What does “you can’t lick a badger twice”?
Like many English words – “A bird in the hand is worth two in the bush”, “a surveillance pot never bubbles” – this is not even true. Frankly, nothing prevents you from licking a badger as often as you wish, even if I do not recommend it.
(I am sure that lawyers for business insider would like me to insist that you show caution when meeting fauna, and that we cannot be held responsible for rabies infections.)
If the sentence does not sound, it is because, unlike “sounds a bell”, it is not in fact a real saying – or idiom – in English.
But the preview of Google’s AI certainly thinks that it is real and will gladly give you a detailed response of what the sentence means.
Greg Jenner, British historian and podcaster, saw people talk about this phenomenon on the threads and wanted to try it himself with an invented idiom. The badger’s sentence “has just jumped into my head,” he told Business Insider. Her Google research spat an answer that seemed reasonable.
I wanted to try this myself, so I invented a few false sentences – like “you cannot put a duck in a pencil” – and I added “meaning” to my research request.
Google took me seriously and explained:
“You can’t put a duck in a pencil.” Initiate of Business
So I tried others, like “the road is full of salsa”. (The one I would like to see being used in real life, personally.)
A google spokesperson told me, basically, that her AI systems were doing their best to give you what you want – but that when people deliberately try to play games, sometimes AI cannot follow exactly.
“When people do absurd research or” false premises “, our systems will try to find the most relevant results based on available web content,” said spokesperson Meghann Farnsworth.
“This is true for research overall – and in some cases, the AI glimps will also be triggered in order to provide a useful context.”
“The road is full of salsa.” Initiate of Business
Basically, AI’s overviews are not perfect (DUH), and these false idioms are “false” research which is deliberately intended to trip it (fairly fair).
Google is trying to limit AI’s overviews to respond to things that are “data empty”, that is to say when there are no good web results to a question.
But clearly, it doesn’t always work.
I have some ideas about what’s going on here – some are good and useful, some are not. As we could even say, it is a mixed bag.
But first, another invented sentence that Google tried to find a meaning for: “Do not kiss the door handle.” Said an overview of Google’s AI:
“Do not kiss the door handle.” Initiate of Business
So what’s going on here?
Good:
The Englishman is full of idioms like “kick the bucket” or “piece of cake”. These can be confusing if English is not your first language (and frankly, they are often confused for native speakers too). My case is that the sentence is generally disturbed as “example and point”.
It is therefore very logical that people often google to understand the meaning of a sentence they have encountered that they do not understand. And in theory, this is a great use for the responses to the UA overview: you want to see the answer simply declared right away, and not click on a link.
The bad:
IA should Be really good in this special thing. The LLMs are formed on large quantities of the English written language – books of books, websites, YouTube transcriptions, etc., therefore being able to recognize idioms is something that they should be very good to do.
The fact that it makes mistakes here is not ideal. What is wrong that the preview of Google’s AI does not give the real answer, which is “it is not a sentence, silly”? Is it just a classic hallucination?
The ugly:
Compared, Chatgpt gave a better answer when I questioned him on the badger sentence. He told me that it was not a standard English idiom, even if he had the vaguely folk sound of one. Then he offered: “If we Treat it as a real idiom (for pleasure), “and gave a possible definition.
So this is not a problem through all AI – It seems to be a Google problem.
Can’t lick a badger twice? Reuters / Russell Cheyne
This is somewhat different from the fiasco of the responses to the Google AI preview of last year when the results have drawn information information like Reddit without considering the sarcasm – Remember when he suggested that people should eat rocks for minerals or put glue in their pizza (someone on Reddit had already joked on pizza glue, which seems to be from).
These are all very low issues and an idiotic pleasure, constituting false sentences, but it testifies to the bigger and uglier problems with the AI increasingly tangled in the way we use the Internet.

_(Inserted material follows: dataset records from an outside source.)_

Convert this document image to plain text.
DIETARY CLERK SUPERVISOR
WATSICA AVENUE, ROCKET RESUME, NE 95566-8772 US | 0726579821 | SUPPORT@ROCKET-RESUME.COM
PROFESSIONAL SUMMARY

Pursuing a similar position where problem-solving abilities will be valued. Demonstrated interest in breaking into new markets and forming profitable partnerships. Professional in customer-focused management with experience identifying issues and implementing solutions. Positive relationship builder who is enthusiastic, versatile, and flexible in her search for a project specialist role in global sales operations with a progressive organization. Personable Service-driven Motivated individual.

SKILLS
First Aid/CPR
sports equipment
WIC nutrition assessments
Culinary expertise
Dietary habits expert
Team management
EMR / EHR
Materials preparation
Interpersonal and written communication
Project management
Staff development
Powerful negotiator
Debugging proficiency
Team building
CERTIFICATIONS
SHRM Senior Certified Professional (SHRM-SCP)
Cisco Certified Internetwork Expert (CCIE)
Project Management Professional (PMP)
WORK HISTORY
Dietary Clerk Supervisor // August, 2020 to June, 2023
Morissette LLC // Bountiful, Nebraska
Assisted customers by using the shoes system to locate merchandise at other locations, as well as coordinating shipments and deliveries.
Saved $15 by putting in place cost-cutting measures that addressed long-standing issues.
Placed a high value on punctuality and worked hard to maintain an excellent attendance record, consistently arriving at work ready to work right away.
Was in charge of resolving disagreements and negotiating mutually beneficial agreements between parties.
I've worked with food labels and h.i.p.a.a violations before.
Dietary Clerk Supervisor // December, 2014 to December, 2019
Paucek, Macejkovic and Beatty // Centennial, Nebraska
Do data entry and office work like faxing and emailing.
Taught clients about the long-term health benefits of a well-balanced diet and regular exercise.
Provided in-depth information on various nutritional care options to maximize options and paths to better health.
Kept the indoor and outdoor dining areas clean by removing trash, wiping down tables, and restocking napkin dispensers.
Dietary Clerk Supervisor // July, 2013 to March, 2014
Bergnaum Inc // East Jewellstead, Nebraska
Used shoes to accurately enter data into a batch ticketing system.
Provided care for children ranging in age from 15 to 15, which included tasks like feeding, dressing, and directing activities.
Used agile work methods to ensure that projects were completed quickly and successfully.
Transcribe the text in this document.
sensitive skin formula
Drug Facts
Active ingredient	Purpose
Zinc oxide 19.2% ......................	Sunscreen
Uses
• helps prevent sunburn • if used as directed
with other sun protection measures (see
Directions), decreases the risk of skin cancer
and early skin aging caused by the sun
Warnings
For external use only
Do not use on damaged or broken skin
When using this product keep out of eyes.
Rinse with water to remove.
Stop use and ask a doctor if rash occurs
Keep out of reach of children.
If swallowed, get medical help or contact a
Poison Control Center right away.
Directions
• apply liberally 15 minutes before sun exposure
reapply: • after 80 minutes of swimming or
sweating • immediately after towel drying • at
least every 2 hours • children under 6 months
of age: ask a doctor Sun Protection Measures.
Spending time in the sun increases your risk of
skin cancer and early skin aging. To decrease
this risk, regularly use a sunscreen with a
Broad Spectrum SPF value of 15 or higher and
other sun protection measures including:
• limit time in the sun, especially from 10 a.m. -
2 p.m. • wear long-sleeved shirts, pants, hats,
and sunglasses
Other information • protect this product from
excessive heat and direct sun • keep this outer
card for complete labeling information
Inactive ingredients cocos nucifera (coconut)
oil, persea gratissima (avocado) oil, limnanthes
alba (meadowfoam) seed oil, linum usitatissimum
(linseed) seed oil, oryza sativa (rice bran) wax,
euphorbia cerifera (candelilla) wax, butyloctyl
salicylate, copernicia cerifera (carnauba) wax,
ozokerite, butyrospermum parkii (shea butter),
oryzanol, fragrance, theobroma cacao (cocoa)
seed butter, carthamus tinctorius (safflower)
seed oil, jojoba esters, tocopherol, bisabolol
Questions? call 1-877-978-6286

This means that research on Google is somehow worse, and as people are starting to count on them, this bad information only gets into the world and considering a fact.
Of course, research on AI will go better and more precise, but what growing pain will we last while we are in this intermediate phase of an internet a little wobbly and a little waste and filled with rooms?
AI is there, it already changes our lives. There is no return, the horse left the barn. Or as they say, you cannot lick a badger twice.